Meningococcal disease is a bacterium that can infect the brain or blood of people. Infection can be passed on to others by kissing, sneezing, and coughing. It can also be passed on by sharing utensils with someone who is infected. Travellers to certain parts of the world are at a higher risk.

Signs and symptoms usually include fever, headache, nausea and vomiting. This disease can be fatal, even if detected early.
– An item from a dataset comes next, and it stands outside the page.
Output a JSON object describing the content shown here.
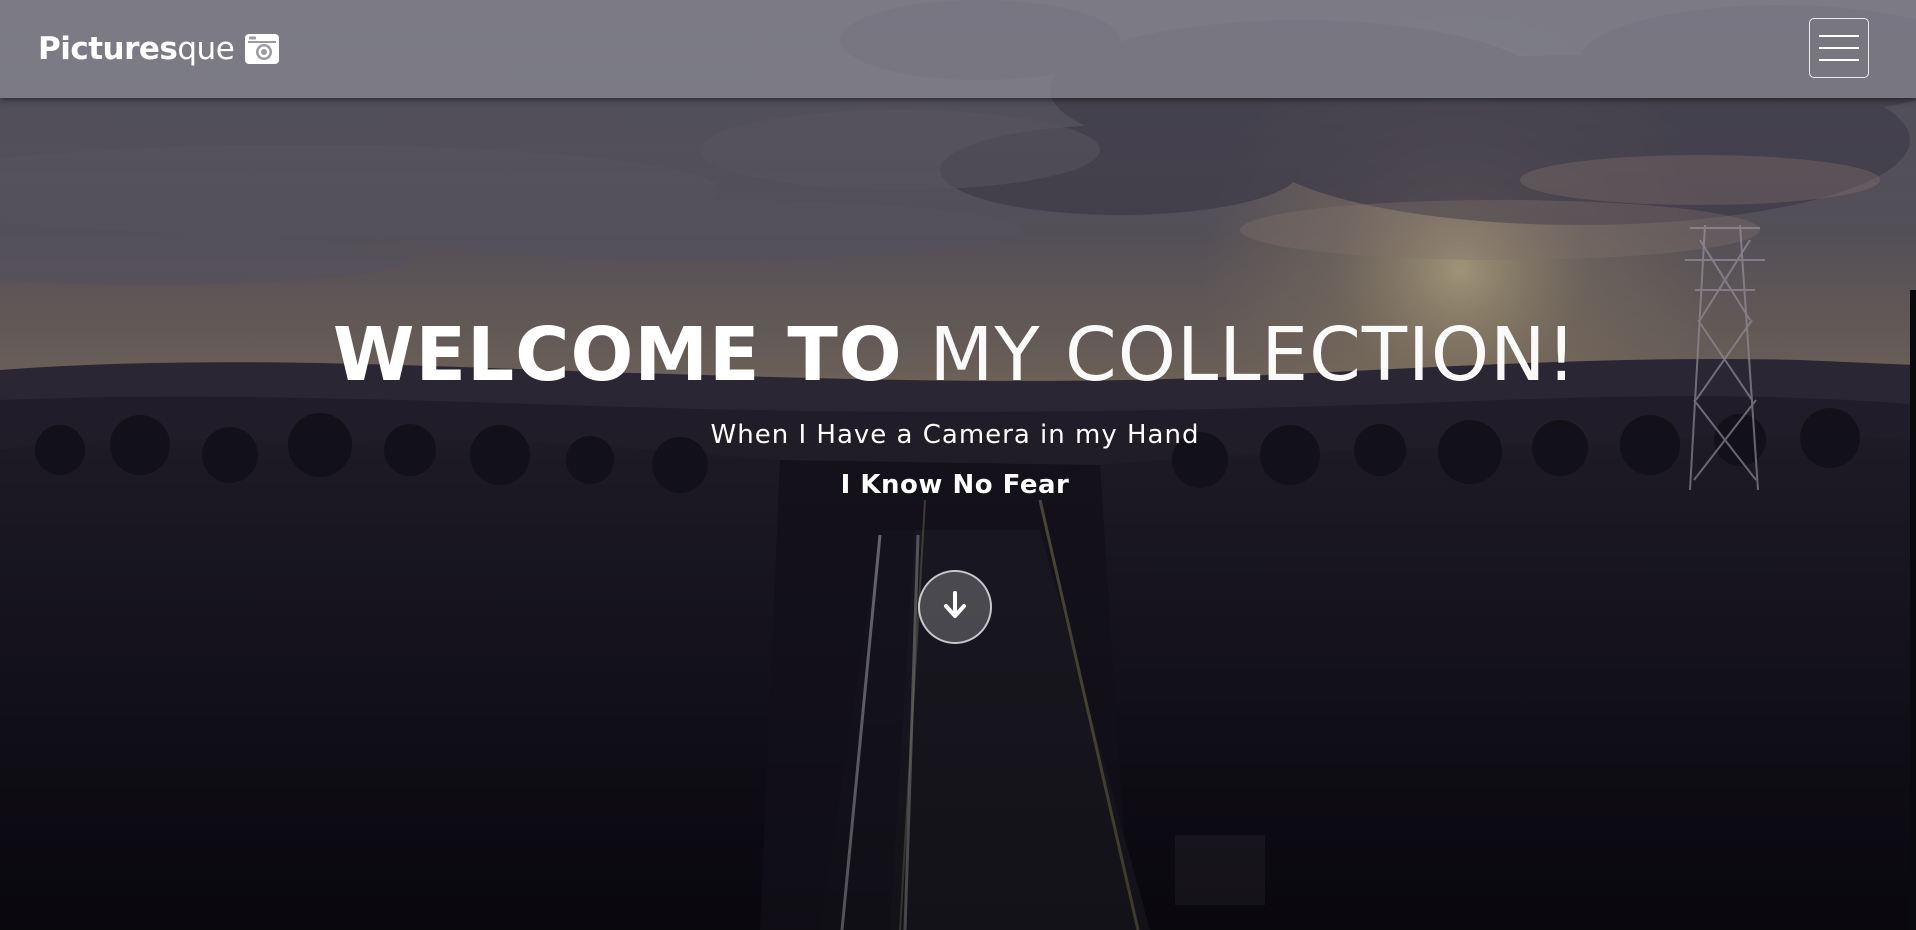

There is currently a vaccine available to prevent meningococcal infection.

Meningococcal Disease in Niagara

  • No cases of invasive Meningococcal disease were reported up to the end of September 2016.
  • The overall incidence rate of invasive Meningococcal disease has been low and has fluctuated from 2006 to 2014 for both Niagara and Ontario(Figure 1)

Figure 1. Incidence rate of Meningococcal disease by year, for Niagara region and Ontario (2006-2014).

Probable and confirmed cases reported.
Sources: Integrated Public Health Information System [2006-2015], extracted October 25, 2016 by Niagara Region Public Health; Population Estimates, IntelliHealth, Ministry of Health and Long-Term Care [2016], extracted September 29, 2016 by Niagara Region Public Health.
Ontario data: Ontario Ministry of Health and Long-Term Care, Integrated Public Health System database, extracted by Public Health Ontario [October 25, 2016].